The perfect gift was given to this world by God over 2,000 years ago when he sent his son into the world:

  • through a teenage girl, in a town that was not called ‘home’,
  • in a space with stinky animals, in the cold of night;
  • through an angel, who put the world on notice that the perfect gift had been delivered;
  • through shepherds who were keeping their sheep safe from any danger that lurked in the darkness; through the first ’flash mob’ – a multitude of heavenly host praising God, sharing in the delivery of the news that the long-awaited Messiah had arrived, telling the world that they would know peace like never before.

The presence of the perfect present is love-giving with justice and mercy; is hope-giving to those weighed down by hardships of life; is grace-giving as we journey through life; is peace-giving in situations of conflict and strife; and is life-giving in this world and the next. Embracing the presence of the ‘perfect’ present is all we need in the present-time and future-time.

Joni Eareckson Tada writes, “After church was over, we crunched across the snowy parking lot to our car. I looked up into the night sky, spotted a bright star, and naively asked my father, “Is that the same star that was over the manger?” I was disappointed at his answer, but that didn’t stop me from gazing at the star.

When we returned home, Mother prepared a tray of bread and cold cuts for our annual midnight Christmas Eve open house. I sat on the couch in our darkened living room between Aunt Dorothy and Aunt Helen, listening to Christmas music on the radio. Candles glowed in the window. Snow fell softly outside. Mother came in to serve late-night tea (I was astounded that she allowed me to stay up until such an hour).

I kept waiting for something to happen as the hour drew nearer to midnight. But what was I waiting for?

I fell asleep long before my aunts and uncles went home, and the next morning I would have said it was all a dream. That same dreamy nostalgia carried over throughout Christmas Day. I knew, as a child, that I was free to play with my new toys and gifts all afternoon, but something in my seven-year-old heart would not allow me to spend Christmas day self-absorbed. Several times during the morning—and even that afternoon—I left my gifts, went up to my room, and leaned on the window sill to gaze outside.

What was I looking for? Why did I feel this mysterious pull to get away, go beyond, ‘step into the other side’ of Christmas?

Bright red ribbons, scented pine branches, spices and candles, the softness of falling snow, twinkling lights, the joy and laugher — these things were warm and precious, but they were inklings, hint, and whispers of an even greater celebration. A celebration to come.
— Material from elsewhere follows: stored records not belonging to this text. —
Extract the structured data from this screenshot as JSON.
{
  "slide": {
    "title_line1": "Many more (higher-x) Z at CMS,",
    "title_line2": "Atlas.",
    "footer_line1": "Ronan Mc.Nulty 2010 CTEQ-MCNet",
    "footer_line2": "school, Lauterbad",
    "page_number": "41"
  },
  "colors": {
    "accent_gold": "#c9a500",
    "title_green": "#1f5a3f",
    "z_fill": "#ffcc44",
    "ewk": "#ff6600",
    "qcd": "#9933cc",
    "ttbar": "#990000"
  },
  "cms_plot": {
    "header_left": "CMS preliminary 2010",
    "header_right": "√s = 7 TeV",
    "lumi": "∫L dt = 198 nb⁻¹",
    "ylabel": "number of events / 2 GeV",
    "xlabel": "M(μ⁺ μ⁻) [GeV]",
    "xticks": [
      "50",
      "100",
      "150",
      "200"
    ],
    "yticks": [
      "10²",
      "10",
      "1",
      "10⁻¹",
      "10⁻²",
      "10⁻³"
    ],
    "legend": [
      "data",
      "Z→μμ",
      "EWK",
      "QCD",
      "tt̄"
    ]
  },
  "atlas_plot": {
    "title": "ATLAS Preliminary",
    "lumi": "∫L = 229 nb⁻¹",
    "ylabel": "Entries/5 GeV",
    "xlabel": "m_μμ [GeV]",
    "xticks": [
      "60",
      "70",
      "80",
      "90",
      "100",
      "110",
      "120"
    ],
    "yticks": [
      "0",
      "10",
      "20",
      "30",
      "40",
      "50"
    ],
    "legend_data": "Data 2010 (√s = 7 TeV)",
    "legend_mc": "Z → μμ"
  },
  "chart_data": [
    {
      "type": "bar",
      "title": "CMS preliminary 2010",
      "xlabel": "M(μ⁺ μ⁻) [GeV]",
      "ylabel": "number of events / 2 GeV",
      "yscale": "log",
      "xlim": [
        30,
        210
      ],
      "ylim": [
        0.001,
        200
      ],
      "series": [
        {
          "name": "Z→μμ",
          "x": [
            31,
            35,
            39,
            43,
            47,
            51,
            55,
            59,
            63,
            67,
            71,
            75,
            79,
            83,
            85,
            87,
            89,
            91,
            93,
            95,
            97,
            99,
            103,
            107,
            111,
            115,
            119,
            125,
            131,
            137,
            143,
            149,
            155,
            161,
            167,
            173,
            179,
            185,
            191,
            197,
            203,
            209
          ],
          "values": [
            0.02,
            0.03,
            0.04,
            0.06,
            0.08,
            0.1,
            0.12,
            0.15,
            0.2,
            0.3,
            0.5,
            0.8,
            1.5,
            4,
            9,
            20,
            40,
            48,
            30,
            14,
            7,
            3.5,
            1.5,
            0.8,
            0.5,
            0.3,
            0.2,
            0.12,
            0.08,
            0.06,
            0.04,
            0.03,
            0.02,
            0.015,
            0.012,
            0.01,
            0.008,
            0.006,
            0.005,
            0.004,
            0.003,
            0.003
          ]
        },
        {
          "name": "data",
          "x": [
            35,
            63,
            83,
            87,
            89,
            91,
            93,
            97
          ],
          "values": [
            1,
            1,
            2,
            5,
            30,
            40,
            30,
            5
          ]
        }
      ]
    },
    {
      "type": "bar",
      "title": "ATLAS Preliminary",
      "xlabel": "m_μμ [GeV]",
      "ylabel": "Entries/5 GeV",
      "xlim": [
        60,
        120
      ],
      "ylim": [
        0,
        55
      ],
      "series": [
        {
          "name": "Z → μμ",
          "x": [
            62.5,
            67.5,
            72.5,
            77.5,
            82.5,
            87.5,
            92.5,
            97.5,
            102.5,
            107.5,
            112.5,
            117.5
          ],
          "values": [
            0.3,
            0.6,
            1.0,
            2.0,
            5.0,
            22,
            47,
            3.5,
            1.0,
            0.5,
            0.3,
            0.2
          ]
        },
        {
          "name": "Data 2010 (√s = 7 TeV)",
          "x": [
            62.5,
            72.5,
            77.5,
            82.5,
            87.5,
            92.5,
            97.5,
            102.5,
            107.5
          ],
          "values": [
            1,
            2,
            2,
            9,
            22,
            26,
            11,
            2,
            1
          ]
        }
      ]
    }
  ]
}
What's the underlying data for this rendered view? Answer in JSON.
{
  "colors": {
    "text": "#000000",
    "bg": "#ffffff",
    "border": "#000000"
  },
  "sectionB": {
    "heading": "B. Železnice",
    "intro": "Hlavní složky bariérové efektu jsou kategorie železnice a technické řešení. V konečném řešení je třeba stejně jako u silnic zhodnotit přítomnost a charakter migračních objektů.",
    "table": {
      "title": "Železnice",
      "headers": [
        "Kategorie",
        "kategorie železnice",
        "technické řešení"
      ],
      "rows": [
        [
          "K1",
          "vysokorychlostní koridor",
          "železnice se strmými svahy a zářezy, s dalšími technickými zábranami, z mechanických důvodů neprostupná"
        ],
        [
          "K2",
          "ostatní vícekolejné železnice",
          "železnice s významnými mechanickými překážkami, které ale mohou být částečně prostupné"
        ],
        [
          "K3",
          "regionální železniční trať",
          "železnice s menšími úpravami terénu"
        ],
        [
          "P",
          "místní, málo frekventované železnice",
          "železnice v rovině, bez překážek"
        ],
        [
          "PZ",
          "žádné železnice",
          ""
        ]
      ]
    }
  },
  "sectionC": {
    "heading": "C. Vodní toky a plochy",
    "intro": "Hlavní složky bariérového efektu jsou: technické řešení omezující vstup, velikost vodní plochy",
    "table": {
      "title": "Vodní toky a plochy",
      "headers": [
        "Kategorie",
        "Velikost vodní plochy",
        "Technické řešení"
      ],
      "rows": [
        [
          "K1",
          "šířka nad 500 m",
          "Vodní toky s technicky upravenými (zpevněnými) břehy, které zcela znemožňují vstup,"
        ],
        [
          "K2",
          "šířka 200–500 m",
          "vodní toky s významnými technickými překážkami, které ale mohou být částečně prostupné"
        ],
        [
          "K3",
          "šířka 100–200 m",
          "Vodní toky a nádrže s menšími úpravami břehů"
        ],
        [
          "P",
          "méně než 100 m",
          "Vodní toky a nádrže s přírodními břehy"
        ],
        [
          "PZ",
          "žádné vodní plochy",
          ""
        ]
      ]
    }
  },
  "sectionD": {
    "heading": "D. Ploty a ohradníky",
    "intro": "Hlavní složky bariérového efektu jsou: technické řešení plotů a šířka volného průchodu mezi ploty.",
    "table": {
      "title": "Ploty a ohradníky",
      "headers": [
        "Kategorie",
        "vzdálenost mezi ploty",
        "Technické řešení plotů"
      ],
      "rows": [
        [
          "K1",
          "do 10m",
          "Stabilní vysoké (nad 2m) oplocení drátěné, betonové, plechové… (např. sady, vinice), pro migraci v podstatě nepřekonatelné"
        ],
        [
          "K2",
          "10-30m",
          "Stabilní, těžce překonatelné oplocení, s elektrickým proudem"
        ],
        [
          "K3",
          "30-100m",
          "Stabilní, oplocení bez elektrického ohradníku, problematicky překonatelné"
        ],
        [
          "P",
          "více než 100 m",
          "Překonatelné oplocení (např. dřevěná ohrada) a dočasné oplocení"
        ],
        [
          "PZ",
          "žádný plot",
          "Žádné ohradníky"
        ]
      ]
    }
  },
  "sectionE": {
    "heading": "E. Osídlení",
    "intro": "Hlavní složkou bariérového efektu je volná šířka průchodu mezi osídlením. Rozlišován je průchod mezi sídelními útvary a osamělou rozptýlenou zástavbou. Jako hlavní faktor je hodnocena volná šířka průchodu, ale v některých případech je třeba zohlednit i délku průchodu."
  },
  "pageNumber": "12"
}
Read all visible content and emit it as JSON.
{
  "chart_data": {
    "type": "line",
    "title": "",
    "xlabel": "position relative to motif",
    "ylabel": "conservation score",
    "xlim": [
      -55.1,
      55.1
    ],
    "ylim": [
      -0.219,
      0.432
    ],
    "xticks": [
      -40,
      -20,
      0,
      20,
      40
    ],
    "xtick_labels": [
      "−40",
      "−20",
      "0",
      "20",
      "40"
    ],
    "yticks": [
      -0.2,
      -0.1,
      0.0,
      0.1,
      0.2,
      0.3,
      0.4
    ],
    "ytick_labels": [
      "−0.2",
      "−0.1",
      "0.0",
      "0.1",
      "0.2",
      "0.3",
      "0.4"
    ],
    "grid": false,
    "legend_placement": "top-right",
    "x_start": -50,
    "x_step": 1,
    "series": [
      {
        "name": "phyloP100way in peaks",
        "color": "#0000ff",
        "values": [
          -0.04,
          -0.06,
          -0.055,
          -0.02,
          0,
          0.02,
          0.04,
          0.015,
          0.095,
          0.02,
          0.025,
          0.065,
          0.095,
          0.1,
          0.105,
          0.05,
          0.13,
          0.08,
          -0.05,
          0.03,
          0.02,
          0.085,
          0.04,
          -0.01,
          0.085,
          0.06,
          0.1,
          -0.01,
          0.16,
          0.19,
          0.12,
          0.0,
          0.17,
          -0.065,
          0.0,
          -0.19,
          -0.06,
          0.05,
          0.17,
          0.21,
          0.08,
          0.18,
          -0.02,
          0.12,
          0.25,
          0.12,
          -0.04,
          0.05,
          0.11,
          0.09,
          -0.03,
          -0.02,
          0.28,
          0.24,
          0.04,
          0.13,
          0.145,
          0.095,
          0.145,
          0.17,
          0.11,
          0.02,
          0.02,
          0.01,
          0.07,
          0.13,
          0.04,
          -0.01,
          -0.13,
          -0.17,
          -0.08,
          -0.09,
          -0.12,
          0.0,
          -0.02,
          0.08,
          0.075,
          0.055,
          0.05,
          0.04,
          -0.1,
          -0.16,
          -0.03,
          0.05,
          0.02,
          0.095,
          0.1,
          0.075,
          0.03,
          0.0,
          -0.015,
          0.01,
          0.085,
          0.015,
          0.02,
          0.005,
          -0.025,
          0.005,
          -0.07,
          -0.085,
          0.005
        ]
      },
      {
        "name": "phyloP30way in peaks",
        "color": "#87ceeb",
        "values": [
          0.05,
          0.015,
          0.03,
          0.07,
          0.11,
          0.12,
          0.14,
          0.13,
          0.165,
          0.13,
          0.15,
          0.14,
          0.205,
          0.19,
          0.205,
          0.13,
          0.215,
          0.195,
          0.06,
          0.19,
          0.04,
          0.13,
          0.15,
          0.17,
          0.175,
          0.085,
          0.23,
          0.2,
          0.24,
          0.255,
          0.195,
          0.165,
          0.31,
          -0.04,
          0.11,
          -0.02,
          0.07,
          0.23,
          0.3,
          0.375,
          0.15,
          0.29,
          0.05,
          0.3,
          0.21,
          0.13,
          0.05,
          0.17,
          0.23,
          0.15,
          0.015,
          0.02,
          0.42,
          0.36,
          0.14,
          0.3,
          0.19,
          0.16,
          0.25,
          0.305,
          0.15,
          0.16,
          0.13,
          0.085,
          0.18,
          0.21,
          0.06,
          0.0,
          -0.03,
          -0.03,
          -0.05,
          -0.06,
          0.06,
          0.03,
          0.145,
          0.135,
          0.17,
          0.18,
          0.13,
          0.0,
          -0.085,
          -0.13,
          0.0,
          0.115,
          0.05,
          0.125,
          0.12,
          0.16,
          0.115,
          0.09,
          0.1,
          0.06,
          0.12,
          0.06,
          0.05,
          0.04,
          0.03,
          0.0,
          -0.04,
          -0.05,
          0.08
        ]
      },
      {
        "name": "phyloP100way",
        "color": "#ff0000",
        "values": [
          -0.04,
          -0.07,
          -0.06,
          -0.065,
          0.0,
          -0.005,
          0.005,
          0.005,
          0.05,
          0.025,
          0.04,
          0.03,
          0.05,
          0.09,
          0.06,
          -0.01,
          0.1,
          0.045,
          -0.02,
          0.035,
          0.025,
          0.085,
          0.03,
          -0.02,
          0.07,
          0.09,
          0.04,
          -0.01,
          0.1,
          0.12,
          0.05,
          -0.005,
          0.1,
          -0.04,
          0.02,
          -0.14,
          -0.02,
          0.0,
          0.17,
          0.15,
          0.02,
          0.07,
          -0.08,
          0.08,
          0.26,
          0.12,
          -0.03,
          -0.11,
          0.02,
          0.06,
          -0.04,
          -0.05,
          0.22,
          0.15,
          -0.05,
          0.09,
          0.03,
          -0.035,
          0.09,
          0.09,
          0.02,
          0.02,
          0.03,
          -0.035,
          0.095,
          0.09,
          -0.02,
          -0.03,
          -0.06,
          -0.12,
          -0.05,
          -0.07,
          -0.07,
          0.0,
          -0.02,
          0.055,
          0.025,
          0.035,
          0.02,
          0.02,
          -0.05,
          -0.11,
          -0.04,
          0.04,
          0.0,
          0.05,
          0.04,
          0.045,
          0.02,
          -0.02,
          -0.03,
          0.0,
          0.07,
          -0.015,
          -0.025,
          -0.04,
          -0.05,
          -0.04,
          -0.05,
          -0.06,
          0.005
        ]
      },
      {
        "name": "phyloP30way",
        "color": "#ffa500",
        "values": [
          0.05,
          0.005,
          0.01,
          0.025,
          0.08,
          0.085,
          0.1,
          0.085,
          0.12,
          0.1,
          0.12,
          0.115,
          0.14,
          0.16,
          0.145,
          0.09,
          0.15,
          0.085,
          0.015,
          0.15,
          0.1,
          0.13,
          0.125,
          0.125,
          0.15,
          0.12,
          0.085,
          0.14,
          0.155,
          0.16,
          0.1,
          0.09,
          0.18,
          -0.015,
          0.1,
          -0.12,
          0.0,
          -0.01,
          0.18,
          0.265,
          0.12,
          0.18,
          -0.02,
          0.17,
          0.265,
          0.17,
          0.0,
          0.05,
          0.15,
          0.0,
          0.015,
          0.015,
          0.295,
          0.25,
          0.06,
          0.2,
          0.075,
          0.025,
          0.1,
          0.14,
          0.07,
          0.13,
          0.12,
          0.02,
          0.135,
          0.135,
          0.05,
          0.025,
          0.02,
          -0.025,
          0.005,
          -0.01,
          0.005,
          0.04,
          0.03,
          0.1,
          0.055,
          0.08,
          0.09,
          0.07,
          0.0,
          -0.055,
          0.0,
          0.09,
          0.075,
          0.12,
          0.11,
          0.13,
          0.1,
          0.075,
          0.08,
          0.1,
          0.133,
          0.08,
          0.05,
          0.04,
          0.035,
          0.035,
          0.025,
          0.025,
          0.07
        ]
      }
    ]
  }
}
I know now that I was deep into a Christmas longing. It’s a longing each of us senses this time of year —especially when we listen to the child inside of us. It’s a desire to be home, to belong, to find fulfillment, complete and eternal. Christmas is an invitation to a celebration yet to happen.

On this side of eternity, Christmas is still a promise. Yes, the Savior has come, and with him peace on earth, but the story is not finished. Yes, there is peace in our hearts, but we long for peace in our world.

Every Christmas is still a “turning of the page” until Jesus returns.

Every December 25th marks another year that draws us closer to the fulfillment of the ages, that draws us closer to … home.

Every holiday carol is a beautiful echo of the heavenly choir which will one day fill the universe with joy and singing.

Every Christmas gift is a foreshadowing of our gifts of golden crowns to be cast at the feet of the King of kings.

Every smile, every embrace beckons us onward, calls us upward when we will be with loved ones forever, when we will see our Lord face-to-face.

Angels hovering over treetops may have heralded his birth in the Bethlehem night, but one day they will herald the dawning of the new day. The glow of each candle is but a flicker compared to the light by which “the nations will walk … and the kings of the earth will bring their splendor” (Rev. 21:24).